Prepared Remarks of Attorney General Alberto R.

Gonzales at the National Police Survivors' Conference
Washington, D.C. May 14, 2007
Thank you, Last night, my wife Rebecca and I attended the National Law Enforcement Officers Memorial Fund Candlelight Vigil. For those who have never attended, the audience includes thousands of law enforcement officers and the surviving families and friends of fallen officers. Those families who have lost a loved one during the most recent year sit in the rows closest to the stage. After the program, Becky and I went down into the audience and said hello to some of the survivors and we were particularly moved by one mother, Tamara, and her young twin daughters, Rachael and Emily. Last August, Corporal Eric Sutphin from Virginia was shot and killed while participating in a manhunt for an escaped prisoner. Last night the little girls cried for their daddy and the mother appeared numb with grief. Our words of comfort seemed so inadequate for their loss. It is for them and the thousands of other survivors that I am here, to be able to participate, if only for a few minutes, in the tremendous sharing of support, cooperation, and healing that is the purpose of the Concerns of Police Survivors. This organization grew out of the very basic need of the widows and loved ones of fallen police officers to share the burden of their grief and protect the interests of those left behind. Jean Hill, Susie Sawyer and Shirley Gibson do a wonderful job harnessing the power that you all have to help each other through what is a truly a unique grieving experience.

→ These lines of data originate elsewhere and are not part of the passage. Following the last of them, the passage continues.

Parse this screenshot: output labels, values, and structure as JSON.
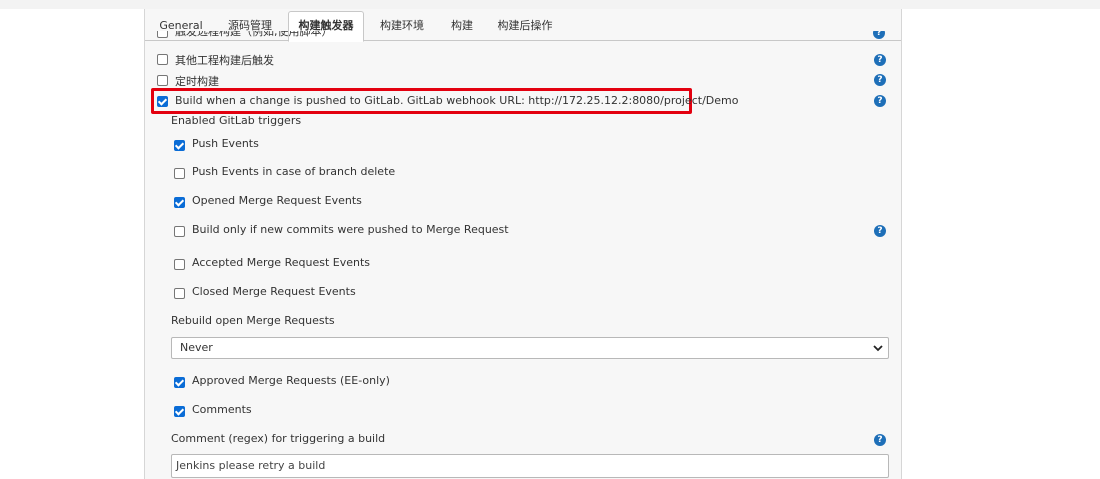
{
  "tabs": [
    {
      "label": "General"
    },
    {
      "label": "源码管理"
    },
    {
      "label": "构建触发器"
    },
    {
      "label": "构建环境"
    },
    {
      "label": "构建"
    },
    {
      "label": "构建后操作"
    }
  ],
  "active_tab": "构建触发器",
  "triggers": {
    "cut_off_label": "触发远程构建（例如,使用脚本）",
    "other_project_label": "其他工程构建后触发",
    "scheduled_label": "定时构建",
    "gitlab_label": "Build when a change is pushed to GitLab. GitLab webhook URL: http://172.25.12.2:8080/project/Demo"
  },
  "gitlab": {
    "section_title": "Enabled GitLab triggers",
    "push_events": {
      "label": "Push Events",
      "checked": true
    },
    "push_delete": {
      "label": "Push Events in case of branch delete",
      "checked": false
    },
    "opened_mr": {
      "label": "Opened Merge Request Events",
      "checked": true
    },
    "new_commits_mr": {
      "label": "Build only if new commits were pushed to Merge Request",
      "checked": false
    },
    "accepted_mr": {
      "label": "Accepted Merge Request Events",
      "checked": false
    },
    "closed_mr": {
      "label": "Closed Merge Request Events",
      "checked": false
    },
    "rebuild_title": "Rebuild open Merge Requests",
    "rebuild_value": "Never",
    "approved_mr": {
      "label": "Approved Merge Requests (EE-only)",
      "checked": true
    },
    "comments": {
      "label": "Comments",
      "checked": true
    },
    "comment_regex_title": "Comment (regex) for triggering a build",
    "comment_regex_value": "Jenkins please retry a build"
  },
  "help_glyph": "?",
  "colors": {
    "accent": "#0a6cd6",
    "help": "#1e6fb8",
    "highlight": "#e3000f"
  }
}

Because you are not just widows and widowers, friends and family, brothers and sisters… you are the vital structure that supported these fallen heroes. It was your fidelity and patience that enabled these beloved police officers to do the selfless and challenging work that earned their communities’ respect and gratitude. Your love and support for these heroes in life makes your sacrifice in their loss even more painful. You bear so much grief precisely because you gave so much. So I want to thank you for the sacrifices you made, and continue to make, in support of

the law enforcement mission. That’s why you must not be forgotten, just as your husbands, wives, parents, and siblings will not be forgotten. I liked what Jean said recently about the construction of the National Law Enforcement Museum. She said “It’s a matter of honor that we not forget the sacrifice of the living or the dead.” It is a matter of honor. It’s a matter of honor that local, state and federal government do its best to support those who serve while they serve, and, it is our solemn obligation, if those heroes make the ultimate sacrifice, to support those who survive them. I believe it is also a matter of patriotism. After all, your loved ones were patriots. They enforced the laws of this great nation. And without enforcement, our laws would be nothing more than words on paper. But the rule of law does not come cheap. It exacts a heavy toll on the men and women who serve, and the families whose love makes that service possible. Only the cop, the investigator, the first-responder leaves his or her home and family every morning not knowing whether they will return that night. And no one – no one but those who have loved and supported a police officer – knows what all of you have given in service to your neighborhoods, cities, states and nation. It is hard to make sense of the death of someone who gave so completely of themselves. Someone who protected the lives of strangers, who was willing to face danger so that the rest of us didn’t have to. Their hard work made possible all that is fair and good about our “land of the free.” And they are the people we think of when we sing of the “home of the brave.” So when we lose them, it is almost more than a community can comprehend. And it can be almost more than you, their loved ones, can bear. That is why you, who have always known how to give support, now need support. You find that support here, in COPS. And you seek it from the government systems that were designed to help you in the darkest hours of your service-oriented lives.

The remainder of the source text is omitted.